We picked Ying Garden of Three-Saint Village.
Lo and behold, there was Kieran Twomey, Shangri-La Chengdu's general manager, with his whole family in tow.
He enthused about the nearby area covered with peach blossoms in spring.
"You've got to come visit," he recommended.
I looked around. There was one family barbecuing and another playing ping-pong.
All the tables are placed outdoors, and nobody seems to dine inside the two-story house. All the rustic charms are so close to downtown and yet seem a world away.
It could have been the natural habitat for pandas for all I know.
2 pm
Before departure, I rambled around the 593-room hotel in which I had stayed two nights, which, according to its manager, "sits at the crossroads of the city's new and old".

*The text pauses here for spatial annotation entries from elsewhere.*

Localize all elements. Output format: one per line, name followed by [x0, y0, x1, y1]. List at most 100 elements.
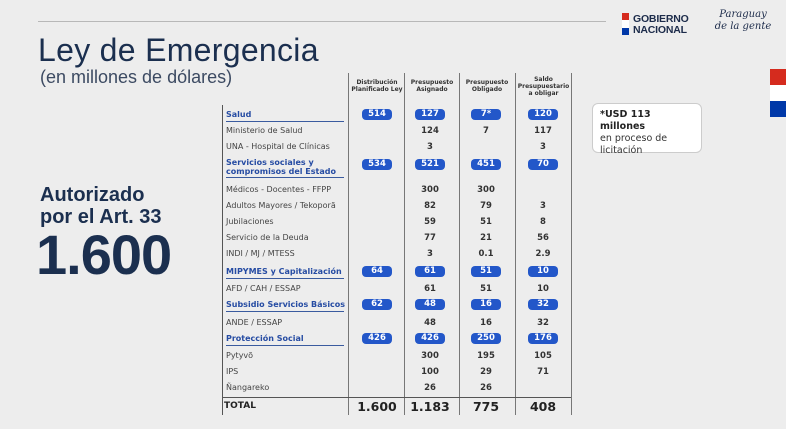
page-title: Ley de Emergencia [38, 32, 319, 68]
column-header: Distribución Planificado Ley [351, 79, 403, 93]
row-label: Subsidio Servicios Básicos [226, 300, 346, 309]
section-divider [226, 278, 344, 279]
row-label: Jubilaciones [226, 217, 274, 226]
table-column-line [222, 105, 223, 415]
section-value-pill: 426 [362, 333, 392, 344]
row-label: MIPYMES y Capitalización [226, 267, 342, 276]
total-divider [222, 397, 571, 398]
section-value-pill: 176 [528, 333, 558, 344]
page-subtitle: (en millones de dólares) [40, 67, 233, 87]
section-divider [226, 345, 344, 346]
row-value: 3 [427, 142, 433, 152]
flag-icon [622, 13, 629, 35]
row-label: Ñangareko [226, 383, 270, 392]
column-header: Presupuesto Obligado [465, 79, 509, 93]
note-bold: *USD 113 millones [600, 109, 651, 132]
row-value: 7 [483, 126, 489, 136]
section-value-pill: 534 [362, 159, 392, 170]
section-value-pill: 514 [362, 109, 392, 120]
row-label: ANDE / ESSAP [226, 318, 283, 327]
row-value: 59 [424, 217, 436, 227]
table-column-line [348, 73, 349, 415]
row-value: 51 [480, 284, 492, 294]
row-label: Ministerio de Salud [226, 126, 303, 135]
section-value-pill: 16 [471, 299, 501, 310]
section-value-pill: 521 [415, 159, 445, 170]
row-value: 195 [477, 351, 495, 361]
row-value: 32 [537, 318, 549, 328]
row-value: 29 [480, 367, 492, 377]
section-divider [226, 177, 344, 178]
section-value-pill: 250 [471, 333, 501, 344]
authorized-line2: por el Art. 33 [40, 206, 162, 228]
row-value: 300 [421, 185, 439, 195]
row-value: 48 [424, 318, 436, 328]
row-value: 300 [477, 185, 495, 195]
row-label: INDI / MJ / MTESS [226, 249, 295, 258]
authorized-value: 1.600 [36, 223, 172, 286]
section-value-pill: 10 [528, 266, 558, 277]
section-value-pill: 32 [528, 299, 558, 310]
total-value: 1.600 [357, 399, 397, 414]
logo-line2: NACIONAL [633, 24, 687, 36]
row-value: 0.1 [478, 249, 494, 259]
section-value-pill: 7* [471, 109, 501, 120]
row-value: 3 [427, 249, 433, 259]
row-value: 2.9 [535, 249, 551, 259]
section-value-pill: 451 [471, 159, 501, 170]
row-label: Servicio de la Deuda [226, 233, 309, 242]
row-label: Médicos - Docentes - FFPP [226, 185, 332, 194]
row-label: UNA - Hospital de Clínicas [226, 142, 330, 151]
row-label: Salud [226, 110, 252, 119]
row-label: Protección Social [226, 334, 304, 343]
total-value: 1.183 [410, 399, 450, 414]
gobierno-nacional-logo: GOBIERNO NACIONAL [622, 12, 704, 36]
row-value: 117 [534, 126, 552, 136]
section-value-pill: 120 [528, 109, 558, 120]
logo-line1: GOBIERNO [633, 13, 689, 25]
row-value: 61 [424, 284, 436, 294]
section-value-pill: 48 [415, 299, 445, 310]
row-value: 56 [537, 233, 549, 243]
section-value-pill: 426 [415, 333, 445, 344]
slogan-line2: de la gente [714, 21, 772, 32]
table-column-line [404, 73, 405, 415]
section-divider [226, 311, 344, 312]
slogan-line1: Paraguay [719, 9, 767, 20]
section-value-pill: 61 [415, 266, 445, 277]
row-label: IPS [226, 367, 239, 376]
row-label: Pytyvõ [226, 351, 254, 360]
column-header: Presupuesto Asignado [410, 79, 454, 93]
row-value: 124 [421, 126, 439, 136]
row-value: 26 [424, 383, 436, 393]
row-value: 8 [540, 217, 546, 227]
slogan-logo: Paraguay de la gente [712, 9, 774, 33]
authorized-line1: Autorizado [40, 184, 145, 206]
row-value: 26 [480, 383, 492, 393]
row-value: 105 [534, 351, 552, 361]
row-value: 71 [537, 367, 549, 377]
total-value: 408 [529, 399, 557, 414]
row-value: 10 [537, 284, 549, 294]
row-value: 82 [424, 201, 436, 211]
row-value: 21 [480, 233, 492, 243]
side-flag-icon [770, 69, 786, 117]
section-value-pill: 51 [471, 266, 501, 277]
total-value: 775 [472, 399, 500, 414]
row-value: 51 [480, 217, 492, 227]
section-divider [226, 121, 344, 122]
row-value: 16 [480, 318, 492, 328]
row-value: 3 [540, 142, 546, 152]
column-header: Saldo Presupuestario a obligar [517, 75, 570, 97]
section-value-pill: 127 [415, 109, 445, 120]
total-label: TOTAL [224, 401, 256, 411]
row-label: Adultos Mayores / Tekoporã [226, 201, 336, 210]
section-value-pill: 62 [362, 299, 392, 310]
row-label: Servicios sociales y compromisos del Est… [226, 158, 336, 176]
row-value: 3 [540, 201, 546, 211]
table-column-line [515, 73, 516, 415]
section-value-pill: 70 [528, 159, 558, 170]
row-value: 300 [421, 351, 439, 361]
note-text: en proceso de licitación [600, 133, 668, 156]
table-column-line [571, 73, 572, 415]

Atop the bridge across the street is Hejiang Pavilion, a Tang Dynasty (618-907) structure mentioned in Marco Polo's travelogue.
I bet the Italian globetrotter of yore did not dare reveal what he felt about local pungency.
Behind Shangri-La is Lan Kwai Fong, a brand new mall of ultra-chic boutiques and bars named after the famous Hong Kong bar district, "populated by the ultra-chic of our city".
Across the river is one of Chengdu's older bar streets.
Most won't come alive until heaven draws a blanket of darkness over it.
It would be an understatement to call Chengdu fun-loving.
In a sense, people here incarnate the spirit of the cute creature that has launched its charm offensive in worldwide zoos and even Hollywood blockbusters.
That is, taking it a day at a time and enjoying whatever comes naturally.
Say, nature does not endow it with ample sunshine, and, hey, people here have delectable skin tones.
About the only thing not manifest in the panda is the craving for red-hot chili pepper.